C’est dans cette perspective que se situe ce manifeste. Nous voulons contribuer au développement d’une conscience européenne dans les sociétés qui composent l’Union d’aujourd’hui et de demain. Les héritages d’une histoire commune ne suffisent pas à définir cette conscience d’appartenir à une communauté de destin. Seule une vision globale de l’homme peut fonder cette conscience. Elle a ses racines dans la tradition judéo-chrétienne, désormais inscrite dans la mémoire européenne au-delà des seuls chrétiens, et dans le monde gréco-romain.
Oui, nous en appelons à l’esprit des Lumières avec tout ce qu’il signifie : le sens de l’altérité fraternelle, le choix d’une vision du temps comme possibilité d’un progrès collectif dont chacun doit avoir sa part, une vocation à l’universel vécue non pas dans l’arrogance mais dans l’humilité, une relation entre le spirituel et le temporel qui préserve la liberté de conscience de chacun. Il en découle des conséquences pratiques abordées par ce manifeste. Mais il y va aussi de l’attractivité de l’Union elle-même pour les citoyens. Selon nous, si l’Europe ne fait plus recette aujourd’hui, ce n’est pas seulement en raison des défaillances de ses institutions. C’est aussi, et peut-être surtout, par manque d’ambition sur son projet.
Si nous prenons la parole maintenant, c’est en raison de la dissonance que nous ressentons entre cette vision et l’orientation, ou plutôt l’absence d’orientation, qui nous semble caractériser la construction européenne aujourd’hui. Notre inquiétude s’alimente au manque de clarté sur les finalités poursuivies, à la conception minimaliste des attentes des citoyens, à l’ambiguïté sur le périmètre de l’Union future, à l’incohérence entre certains objectifs affichés et les moyens pour les atteindre. La mobilisation, tant attendue, des citoyens, ne peut se faire qu’en vérité.
En fait, nous ne nous résignons pas à ce que l’Europe devienne plus un acquis qu’une espérance : que valent, en effet, l’acquis d’institutions sans l’espérance d’un supplément de démocratie, l’acquis d’une monnaie sans l’espérance de la cohésion sociale, l’acquis de l’ouverture au monde sans l’espérance d’une coresponsabilité du monde ?
2. QU’EST-CE QUI NOUS UNIT ?
A quoi invitons-nous les peuples et les nations d’Europe centrale et orientale auxquels nous proposons de nous rejoindre ? Cette question de l’« ethos » - c’est-à-dire du fondement moral du projet européen - , est pour nous décisive. Quelle idée l’Europe se fait-elle d’elle-même ? Quelle sera la contribution conceptuelle de l’Europe à la mise en forme d’un ordre politique mondial ? Nous en sommes bien persuadés : le fondement moral du projet européen et celui qui sous-tend le prochain élargissement de l’Union, ne doivent faire qu’un. Cette exigence est d’autant plus nécessaire qu’aujourd’hui ni la langue, ni la culture, ni la religion ne nous sont communes. Ce qui nous unit ne peut donc être que leur fondement.

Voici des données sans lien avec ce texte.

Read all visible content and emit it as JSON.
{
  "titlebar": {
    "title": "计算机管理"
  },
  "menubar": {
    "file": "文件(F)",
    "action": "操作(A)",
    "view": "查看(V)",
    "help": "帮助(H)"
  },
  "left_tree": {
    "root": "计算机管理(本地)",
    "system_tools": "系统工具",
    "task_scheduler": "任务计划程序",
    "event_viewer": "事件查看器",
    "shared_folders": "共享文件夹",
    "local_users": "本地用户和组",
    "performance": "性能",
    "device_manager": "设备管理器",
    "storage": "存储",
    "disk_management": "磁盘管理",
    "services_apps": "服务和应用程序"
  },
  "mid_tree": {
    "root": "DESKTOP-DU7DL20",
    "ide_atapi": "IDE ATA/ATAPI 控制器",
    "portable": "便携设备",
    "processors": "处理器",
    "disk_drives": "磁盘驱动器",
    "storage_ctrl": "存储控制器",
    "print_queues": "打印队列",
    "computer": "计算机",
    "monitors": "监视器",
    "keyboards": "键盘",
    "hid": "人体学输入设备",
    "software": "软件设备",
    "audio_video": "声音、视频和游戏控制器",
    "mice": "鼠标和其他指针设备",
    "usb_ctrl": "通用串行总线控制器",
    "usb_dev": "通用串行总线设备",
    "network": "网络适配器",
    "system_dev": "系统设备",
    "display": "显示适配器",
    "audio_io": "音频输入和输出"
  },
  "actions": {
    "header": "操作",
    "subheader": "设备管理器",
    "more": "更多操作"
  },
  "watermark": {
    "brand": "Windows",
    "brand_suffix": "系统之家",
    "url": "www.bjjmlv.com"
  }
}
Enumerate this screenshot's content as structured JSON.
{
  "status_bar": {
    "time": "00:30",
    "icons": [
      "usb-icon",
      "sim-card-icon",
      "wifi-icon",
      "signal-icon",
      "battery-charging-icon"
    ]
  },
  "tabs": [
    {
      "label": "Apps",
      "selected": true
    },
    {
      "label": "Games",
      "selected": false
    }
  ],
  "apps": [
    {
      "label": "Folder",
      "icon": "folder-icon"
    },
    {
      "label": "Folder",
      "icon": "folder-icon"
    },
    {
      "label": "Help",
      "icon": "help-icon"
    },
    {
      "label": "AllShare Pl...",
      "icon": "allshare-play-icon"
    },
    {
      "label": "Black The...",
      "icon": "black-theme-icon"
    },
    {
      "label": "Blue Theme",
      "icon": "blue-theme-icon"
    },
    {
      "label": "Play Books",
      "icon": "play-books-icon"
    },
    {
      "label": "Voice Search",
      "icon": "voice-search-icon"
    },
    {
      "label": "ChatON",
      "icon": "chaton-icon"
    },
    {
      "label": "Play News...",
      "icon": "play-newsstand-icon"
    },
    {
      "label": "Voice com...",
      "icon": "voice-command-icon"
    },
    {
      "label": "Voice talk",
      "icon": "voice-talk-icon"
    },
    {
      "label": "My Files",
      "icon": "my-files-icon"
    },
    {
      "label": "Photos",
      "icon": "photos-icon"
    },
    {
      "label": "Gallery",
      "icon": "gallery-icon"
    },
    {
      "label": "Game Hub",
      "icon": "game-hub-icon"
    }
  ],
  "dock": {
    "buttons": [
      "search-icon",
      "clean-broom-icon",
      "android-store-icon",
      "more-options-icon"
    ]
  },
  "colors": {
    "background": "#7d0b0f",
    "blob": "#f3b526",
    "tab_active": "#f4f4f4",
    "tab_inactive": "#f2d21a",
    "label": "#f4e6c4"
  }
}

On ne peut donc échapper à une réflexion en profondeur sur ces valeurs fondamentales et sur les principes d’organisation qui en découlent pour les sociétés européennes. Les uns et les autres reflètent une vision de l’homme, comme être à la fois personnel et social, en même temps qu’ils ont constitué le ciment de tout ce qui fut à l’origine des succès passés de l’Union européenne. La paix, emblème de cette Union, n’est que le fruit de ces valeurs. Cette paix, que recherche précisément tout notre savoir faire politique, ne va pas de soi ; elle demande à être construite, à être élaborée en permanence ; telle est, du moins, l’expérience de la construction européenne depuis la fin de la seconde guerre mondiale.
C’est pourquoi, il nous semble important de désigner les valeurs de base et les principes qui sont au fondement du projet européen :
En tant que chrétiens, nous avons la conviction que ces valeurs et principes de base peuvent à la fois cristalliser un consensus sur les valeurs de la grande Europe, et offrir des critères pratiques pour l’orientation de l’action collective.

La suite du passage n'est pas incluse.